I have a lot of tar and disk image backups, as well as raw photos, that I want to squeeze onto a hard drive for long term offline archival, but I want to make the most of the drive’s capacity so I want to compress them at the highest ratio supported by standard tools. I’ve zeroed out the free space in my disk images so I can save the entire image while only having it take up as much space as there are actual files on them, and raw images in my experience can have their size reduced by a third or even half with max compression (and I would assume it’s lossless since file level compression can regenerate the original file in its entirety?)
I’ve heard horror stories of compressed files being made completely unextractable by a single corrupted bit but I don’t know how much a risk that still is in 2025, though since I plan to leave the hard drive unplugged for long periods, I want the best chance of recovery if something does go wrong.
I also want the files to be extractable with just the Linux/Unix standard binutils since this is my disaster recovery plan and I want to be able to work with it through a Linux live image without installing any extra packages when my server dies, hence I’m only looking at gz, xz, or bz2.
So out of the three, which is generally considered more stable and corruption resistant when the compression ratio is turned all the way up? Do any of them have the ability to recover from a bit flip or at the very least detect with certainty whether the data is corrupted or not when extracting? Additionally, should I be generating separate checksum files for the original data or do the compressed formats include checksumming themselves?

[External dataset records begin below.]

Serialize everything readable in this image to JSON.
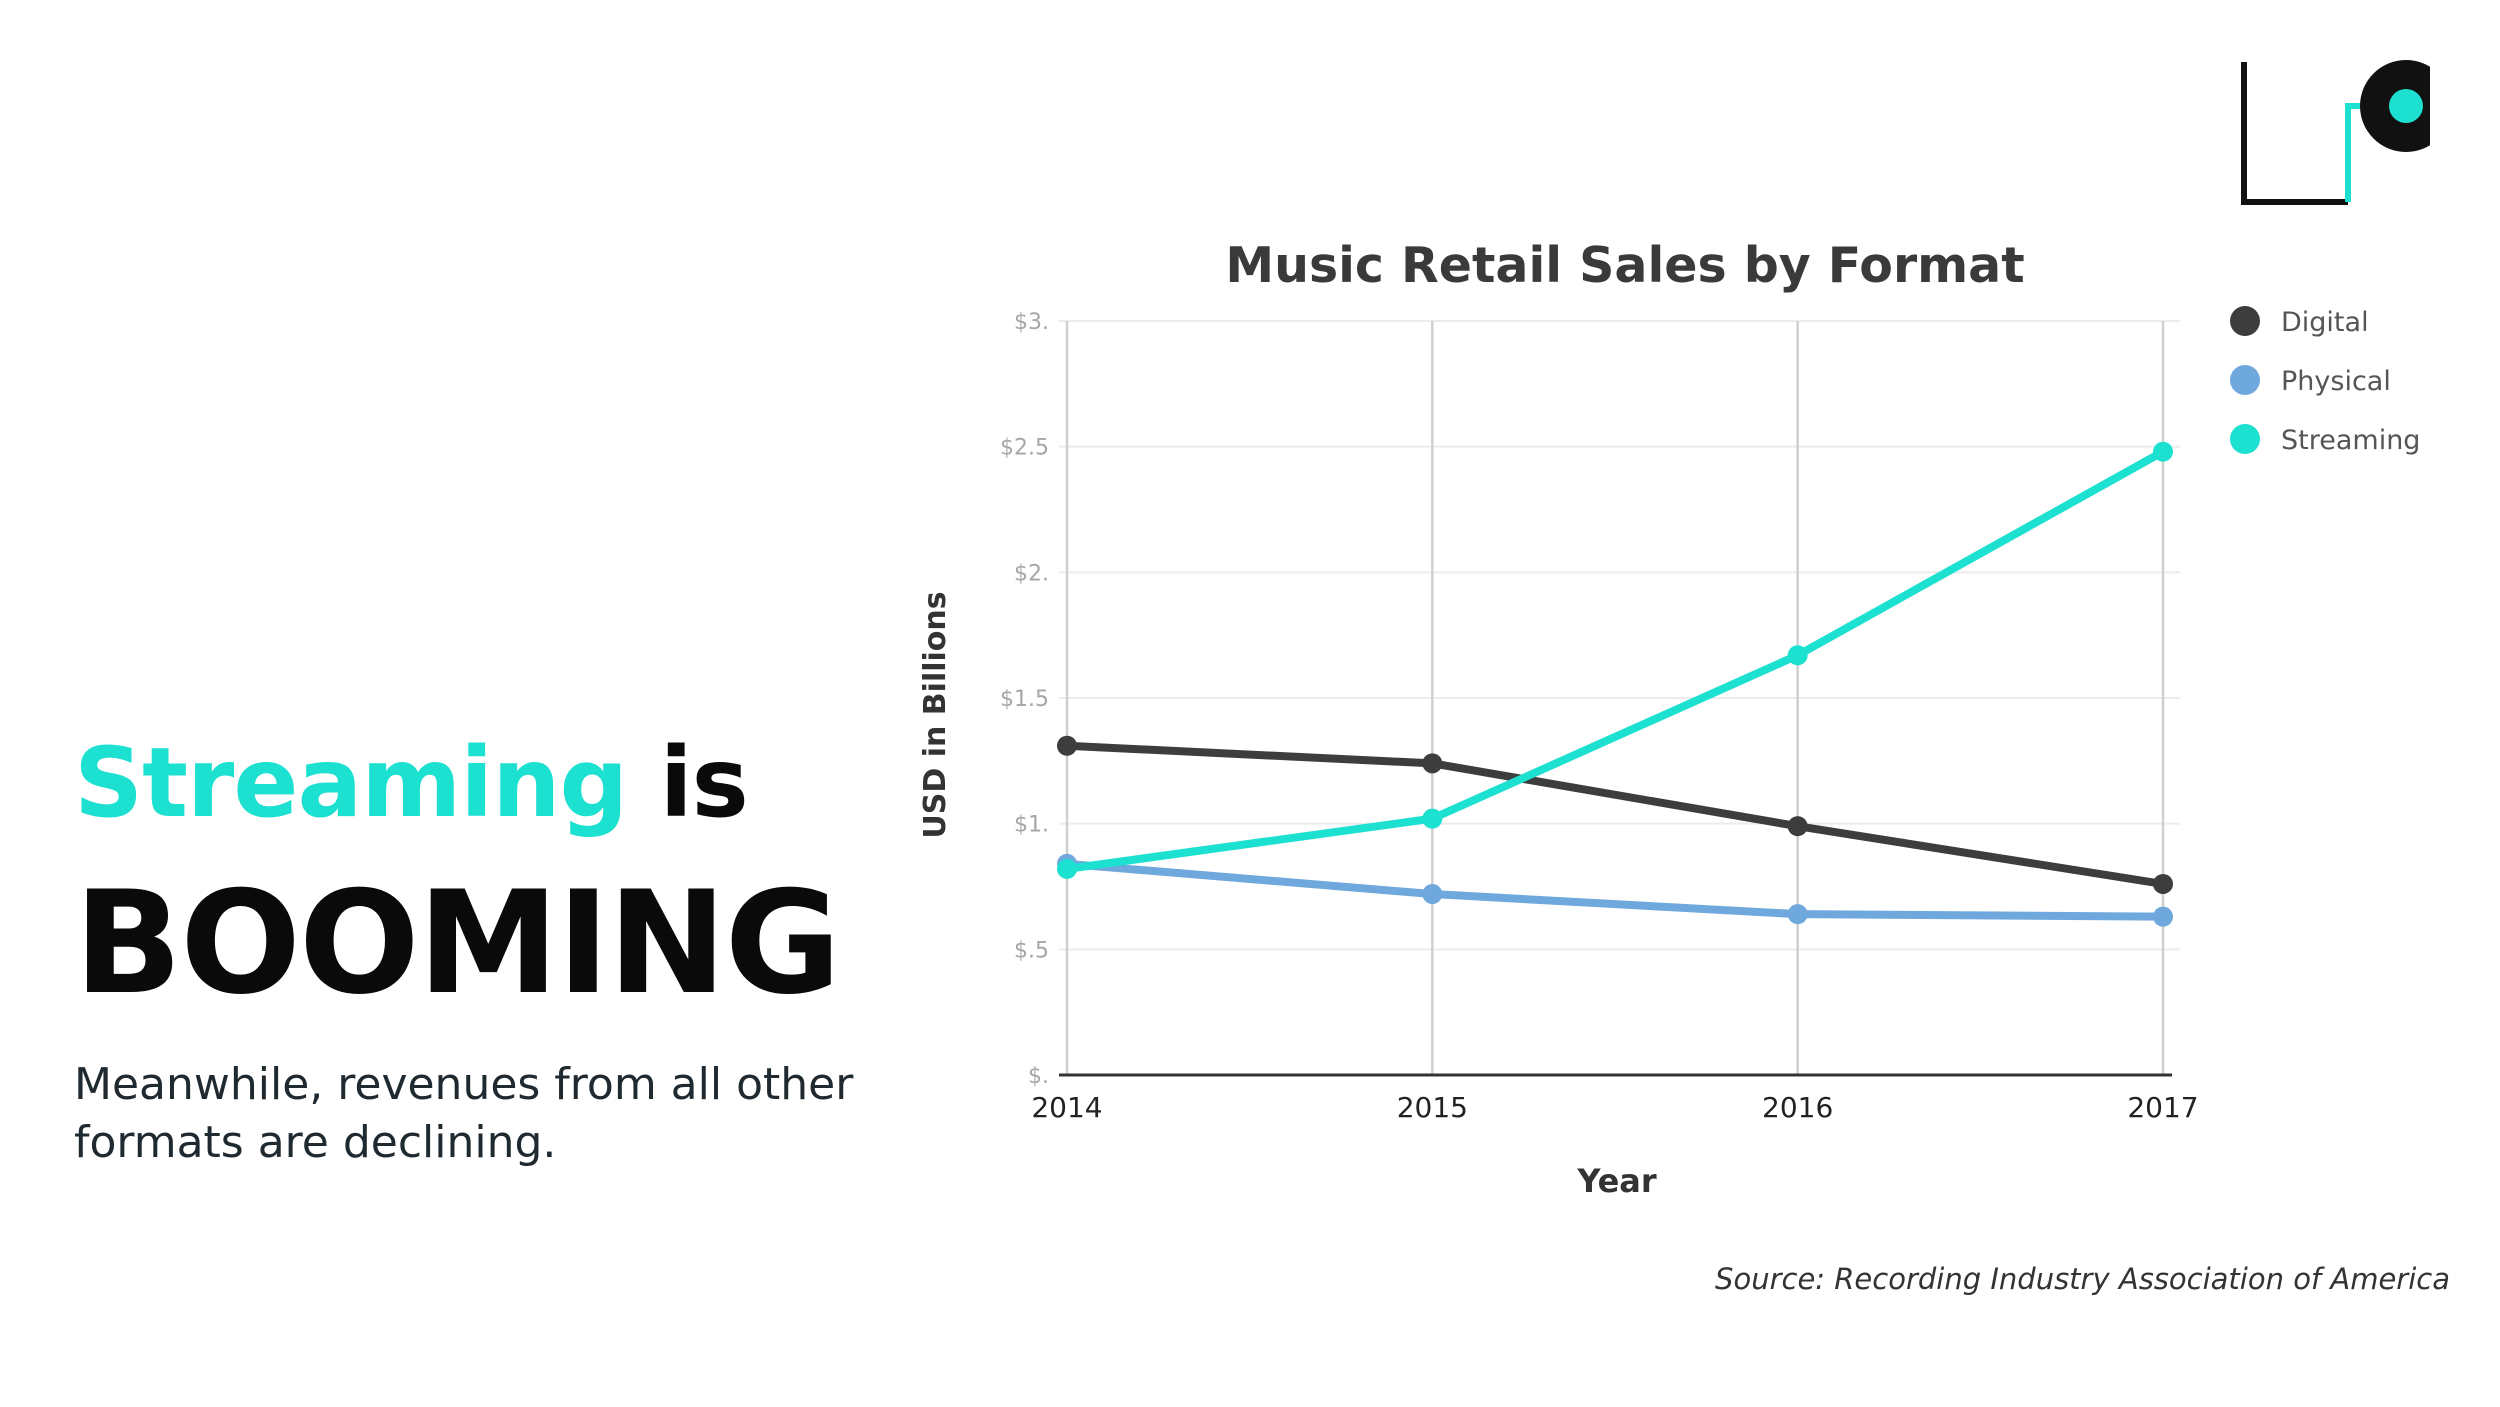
{
  "headline": {
    "accent_word": "Streaming",
    "rest_of_line": "is",
    "big_word": "BOOMING"
  },
  "subtext": "Meanwhile, revenues from all other formats are declining.",
  "source": "Source: Recording Industry Association of America",
  "logo": {
    "icon": "bracket-dot-logo-icon",
    "colors": {
      "frame": "#111111",
      "accent": "#1ce0d0"
    }
  },
  "chart_data": {
    "type": "line",
    "title": "Music Retail Sales by Format",
    "xlabel": "Year",
    "ylabel": "USD in Billions",
    "categories": [
      "2014",
      "2015",
      "2016",
      "2017"
    ],
    "y_ticks": [
      0,
      0.5,
      1,
      1.5,
      2,
      2.5,
      3
    ],
    "y_tick_labels": [
      "$.",
      "$.5",
      "$1.",
      "$1.5",
      "$2.",
      "$2.5",
      "$3."
    ],
    "ylim": [
      0,
      3
    ],
    "grid": true,
    "legend_position": "right",
    "series": [
      {
        "name": "Digital",
        "color": "#3d3d3d",
        "values": [
          1.31,
          1.24,
          0.99,
          0.76
        ]
      },
      {
        "name": "Physical",
        "color": "#6fa8dc",
        "values": [
          0.84,
          0.72,
          0.64,
          0.63
        ]
      },
      {
        "name": "Streaming",
        "color": "#1ce0d0",
        "values": [
          0.82,
          1.02,
          1.67,
          2.48
        ]
      }
    ]
  }
}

Error correction and compression are usually at odds.Error correction usually relies on redudant data to identify what was corrupted it also helps if the process for error correction is ran more frequent. So storing it away offline is counter to the correction and the added redundancy will reduce the space gains. You can check different error correction software or technique. Ex RAID. I recommend following the 3-2-1 data backup rule. Also even if you can’t do all the steps doing the ones you can, helps.Sidenote optionally investigate which storage brand/medium/grade you want. Some are more resistant than other for long term vs short term. Also even unused storage will degrade over time whether the physical components, the magnetic charge weakening or electric charge representing your data. So again offline all the time isn’t the best; run it a couple times a year if not more to ensure errors don’t accumulate.
Sadly I won’t give specifics because I haven’t tried your use case and I am not familiar, but hopefully the keywords help.
Not really. If your data compresses well, you can compress it by easily 60, 70%, then add Reed-Solomon forward error correction blocks at like 20% redundancy, and you’d still be up overall.